When you type information into standard EditText fields on Android, the operating system’s keyboard (like Gboard or Samsung Keyboard) attempts to “learn” your typing habits to offer autocorrect suggestions and predictions. To do this, it stores the words you type in a local dictionary or cache.

If an application does not explicitly tell the OS, “This field contains sensitive data by using the password field, the keyboard will cache sensitive data. An attacker who gains physical access to the device or a malicious app with access to the user dictionary can extract this data.

1. Keyboard Cache #

Android keyboards (Input Method Editors or IMEs) utilize a user dictionary to provide auto-correction and predictive text. By default, any text typed into a standard EditText field is added to this dictionary. In AndroGoat, the password is defined using EditText therefore if i start typing my password, the cached value I had entered is shown in the suggestions:

2. Insecure Logging #

The app writes the raw password to Logcat which violates GDPR rules.

3. Clipboard Vuln #

OTP code is coppied to clipboard. In Android, clipboard data is made available to all the apps that have the READ_CLIPBOARD permission.

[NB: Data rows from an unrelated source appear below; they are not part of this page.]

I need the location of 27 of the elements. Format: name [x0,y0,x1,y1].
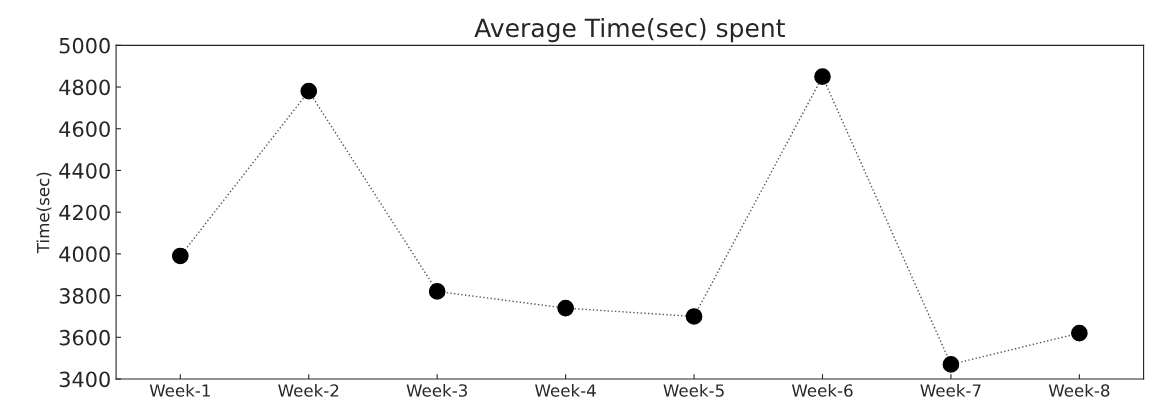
point [685,308,703,325]
x-tick-label: Week-2 [278,383,339,397]
point [814,68,831,85]
y-tick-label: 4400 [59,162,110,179]
x-tick-label: Week-6 [791,383,853,397]
point [428,283,446,300]
point [557,299,574,317]
point [1071,324,1088,342]
x-tick-label: Week-5 [663,383,724,397]
y-tick-label: 4000 [59,246,110,263]
y-tick-label: 3400 [59,371,110,388]
y-tick-label: 4800 [59,79,110,96]
x-tick-label: Week-4 [535,383,596,397]
y-tick-label: 4200 [59,204,110,221]
point [171,247,189,265]
x-tick-label: Week-3 [406,383,467,397]
y-axis-title: Time(sec) [36,172,52,254]
chart-title: Average Time(sec) spent [474,17,785,43]
point [942,356,960,373]
y-tick-label: 3600 [59,329,110,346]
point [300,82,318,100]
x-tick-label: Week-7 [920,383,981,397]
y-tick-label: 3800 [59,288,110,304]
x-tick-label: Week-1 [149,383,210,397]
x-tick-label: Week-8 [1048,383,1110,397]
y-tick-label: 5000 [59,37,110,54]
y-tick-label: 4600 [59,121,110,137]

The attack A malicious app can constantly monitor the clipboard. As soon as your app generates the OTP and puts it on the clipboard, the malicious app grabs it and exfiltrates this data to a remote server for example. This allows attackers to bypass 2FA.

Recommendations #

  • For keyboard cache, mark sensitive fields correctly (e.g. use android:inputType="textPassword" and android:importantForAutofill="no" / noExcludeDescendants) so that the OS does not learn or suggest secrets.
  • Never log secrets. Avoid writing passwords, OTPs or tokens to Logcat; if you need logging, log high‑level events only (e.g. “login failed”) and strip sensitive values.
  • Avoid putting OTPs or passwords on the clipboard. Where possible, auto‑fill the value inside the app instead of copying it, or at least clear the clipboard immediately after use and warn users that clipboard data can be read by other apps.

7. BIOMETRIC AUTHENTICATION #

Biometric authentication includes the fingerprint reader and the camera for facial recognition. In Android, biometrics can be used in two very different ways: either just as a convenience “unlock” (a boolean callback that says success/fail), or as a way to unlock a real cryptographic key from the Android Keystore.

The flaw: In this app, biometrics are only used in the first, weak way. The code just listens for the onAuthenticationSucceeded callback and, if it fires, treats the user as fully authenticated. No cryptographic key is unlocked, no token is signed, and nothing is bound to the hardware. The app is basically saying: “If Android tells me success, I will trust it blindly.”

The exploit: Because there is no cryptographic proof, I can use Frida to fake that callback. Instead of presenting a real finger, I hook the biometric flow and manually trigger success:

  • I attach Frida to the process and hook BiometricPrompt.authenticate() / the callback path.
  • When the app requests a fingerprint and waits for onAuthenticationSucceeded, my script intercepts the call and immediately invokes the success path.

From the app’s point of view, it looks exactly like a genuine fingerprint match, but no real biometric was used and the user never touched the sensor.